Тетя Ирена стала медленно подниматься с кресла, но мама бросилась ей наперерез.

«Ты не понимаешь, Мишенька, – обращалась мама к отцу плаксивым голосом маленькой девочки и, заискивающе улыбаясь, брала под руку тетю Ирену, стараясь увести ее из комнаты. – А ты, Иришкин, ну зачем ты так? Ну пожалуйста. Не делай этого. Умоляю. Ради ребенка. Ты же не хочешь, чтобы он остался травмированным на всю жизнь?»

«Отнюдь, – отвечала маме тетя Ирена, аккуратно высвобождаясь из маминых объятий. – Именно ради наших детей мы и должны покончить с этим лицемерием, с этой внутренней фальшью, с этими позорными шарадами нашей совести. – Она нагибалась ко мне, брала в ладони мое лицо и, заглядывая мне в глаза, спрашивала: – Ты меня любишь? И такую любишь? А правду хочешь знать?» Я отрицательно мотал головой, помня вопли мамы о детских травмах. «Если узнаешь правду, не разлюбишь?» – спрашивала она в наступившей зловещей паузе семейной перебранки, где родственники, застывшие в напряжении, были отделены от нас зеленым (уже не уютным, а ядовитым и потусторонним) светом абажура.
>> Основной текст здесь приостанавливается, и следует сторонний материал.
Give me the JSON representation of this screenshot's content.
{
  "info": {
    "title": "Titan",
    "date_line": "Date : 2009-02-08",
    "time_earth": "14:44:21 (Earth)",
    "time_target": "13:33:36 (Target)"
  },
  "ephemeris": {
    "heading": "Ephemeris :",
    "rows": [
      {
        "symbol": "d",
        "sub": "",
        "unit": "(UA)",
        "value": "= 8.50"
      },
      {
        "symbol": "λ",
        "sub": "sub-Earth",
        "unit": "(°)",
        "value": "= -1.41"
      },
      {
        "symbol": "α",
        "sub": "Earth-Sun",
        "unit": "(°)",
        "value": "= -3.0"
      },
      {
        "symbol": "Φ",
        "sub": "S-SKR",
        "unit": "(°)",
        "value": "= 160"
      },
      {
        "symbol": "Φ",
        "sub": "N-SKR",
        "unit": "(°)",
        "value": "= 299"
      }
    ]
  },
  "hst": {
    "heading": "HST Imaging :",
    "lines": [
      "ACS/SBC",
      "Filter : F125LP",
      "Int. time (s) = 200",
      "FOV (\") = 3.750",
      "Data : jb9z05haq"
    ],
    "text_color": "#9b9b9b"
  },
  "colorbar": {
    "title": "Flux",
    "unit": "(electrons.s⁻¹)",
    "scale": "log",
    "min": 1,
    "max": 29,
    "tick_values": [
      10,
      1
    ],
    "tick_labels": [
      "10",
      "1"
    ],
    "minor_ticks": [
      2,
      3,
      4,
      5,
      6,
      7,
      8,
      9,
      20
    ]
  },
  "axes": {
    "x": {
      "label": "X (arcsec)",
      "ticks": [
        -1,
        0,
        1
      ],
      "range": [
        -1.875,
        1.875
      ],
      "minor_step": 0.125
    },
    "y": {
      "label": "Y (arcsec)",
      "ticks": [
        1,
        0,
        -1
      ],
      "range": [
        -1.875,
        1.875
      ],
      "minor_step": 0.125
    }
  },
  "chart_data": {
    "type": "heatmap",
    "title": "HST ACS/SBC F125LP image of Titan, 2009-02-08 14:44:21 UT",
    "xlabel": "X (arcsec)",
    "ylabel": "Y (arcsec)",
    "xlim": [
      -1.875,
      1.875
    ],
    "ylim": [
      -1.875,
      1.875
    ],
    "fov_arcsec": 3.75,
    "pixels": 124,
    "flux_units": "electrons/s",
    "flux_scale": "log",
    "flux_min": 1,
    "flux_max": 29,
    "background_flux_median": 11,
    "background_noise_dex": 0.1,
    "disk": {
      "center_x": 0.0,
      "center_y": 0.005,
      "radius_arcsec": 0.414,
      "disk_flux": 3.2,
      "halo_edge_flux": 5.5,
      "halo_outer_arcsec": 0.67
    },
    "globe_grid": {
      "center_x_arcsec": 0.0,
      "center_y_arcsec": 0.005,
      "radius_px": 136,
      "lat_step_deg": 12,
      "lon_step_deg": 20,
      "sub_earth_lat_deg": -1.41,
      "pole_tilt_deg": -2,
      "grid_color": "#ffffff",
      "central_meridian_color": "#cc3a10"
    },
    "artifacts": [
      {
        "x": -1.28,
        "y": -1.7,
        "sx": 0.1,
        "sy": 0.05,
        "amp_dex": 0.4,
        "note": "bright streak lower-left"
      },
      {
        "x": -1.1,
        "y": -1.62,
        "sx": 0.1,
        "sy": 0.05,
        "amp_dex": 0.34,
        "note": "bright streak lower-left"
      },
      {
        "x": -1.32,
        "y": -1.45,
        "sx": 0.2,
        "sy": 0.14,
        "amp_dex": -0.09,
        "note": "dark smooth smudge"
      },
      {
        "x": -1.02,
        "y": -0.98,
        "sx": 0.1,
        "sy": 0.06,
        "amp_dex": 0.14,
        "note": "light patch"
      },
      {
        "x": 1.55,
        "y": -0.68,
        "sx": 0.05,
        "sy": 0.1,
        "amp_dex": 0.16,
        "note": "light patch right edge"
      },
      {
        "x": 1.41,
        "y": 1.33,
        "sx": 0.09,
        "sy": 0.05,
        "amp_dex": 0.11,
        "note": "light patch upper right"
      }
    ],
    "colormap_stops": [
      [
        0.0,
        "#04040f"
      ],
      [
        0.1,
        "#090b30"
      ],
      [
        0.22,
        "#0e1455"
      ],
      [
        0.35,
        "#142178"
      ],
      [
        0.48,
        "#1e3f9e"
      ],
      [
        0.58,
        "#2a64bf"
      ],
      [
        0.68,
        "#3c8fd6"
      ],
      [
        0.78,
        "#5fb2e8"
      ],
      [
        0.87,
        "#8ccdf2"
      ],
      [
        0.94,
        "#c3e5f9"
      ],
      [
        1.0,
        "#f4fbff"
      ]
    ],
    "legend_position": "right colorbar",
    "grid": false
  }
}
Я тоже боялся шевельнуться. Я не хотел знать ее секрета. Я считал, что секреты надо держать при себе. Так интереснее. Совершенно не важно, в чем заключается секрет; так в детстве мы закапывали на заднем дворе в землю разную мелочь и ерунду и закрывали эту ямку-тайник осколком стекла: под этим стеклышком любой мусор из разноцветных конфетных оберток или камешков выглядел как настоящий клад. Мне, естественно, было страшновато присутствовать при семейных разбирательствах, со всеми этими паузами и недомолвками, подмигиванием и шепотом по углам, но зато я был свидетелем того, как «позорные шарады нашей совести» превращают тетю Ирену во всесильное существо: перед ней заискивали все, стараясь угадать, что у нее на уме и что она собирается предпринять. Недаром они постоянно допытывались у нее: «Чего же ты хочешь?» Она была обладательницей заветного секрета, семейной тайны. Чем дольше пытались утаить этот секрет от меня, чтобы «не травмировать ребенка на всю жизнь», тем запутанней закручивалась интрига их разговоров и, как я догадывался, их отношений.

Чем нелепей и загадочней секрет, тем интереснее и труднее его скрывать, тем больше занимательных историй необходимо, чтобы отвлечь внимание собеседника. Возможно, под влиянием всей атмосферы в доме у меня самого появились свои секреты, нуждающиеся в сокрытии. По этому случаю мне приходилось изобретательно врать родителям. Не всегда, впрочем, слишком изобретательно и не всегда для того, чтобы скрыть секрет. Я, попросту говоря, стал врать без всякого повода, без особой цели и особой логики. Я стал, короче, патологическим вруном. Помню, сижу перед телевизором и жую апельсин. «Ты чего жуешь?» – спрашивает отец, войдя в комнату. «Яблоко», – говорю я не сморгнув. «Зачем ты врешь?» – спрашивает отец. Я не знаю зачем. Чтобы, видимо, не говорить правду. «Я не вру», – говорю я ему в ответ. «Зачем ты врешь, что ты не врешь?» – говорит отец, указывая на апельсиновые шкурки на столе. Я вру, что я не вру, видимо, для того, чтобы не сказать правду: а именно – что я соврал насчет яблока. Я не хочу правды. Всеми силами ей сопротивляюсь при каждом удобном случае. За это сокрытие секрета, порой мне самому неведомого, отец меня наказывает ремнем.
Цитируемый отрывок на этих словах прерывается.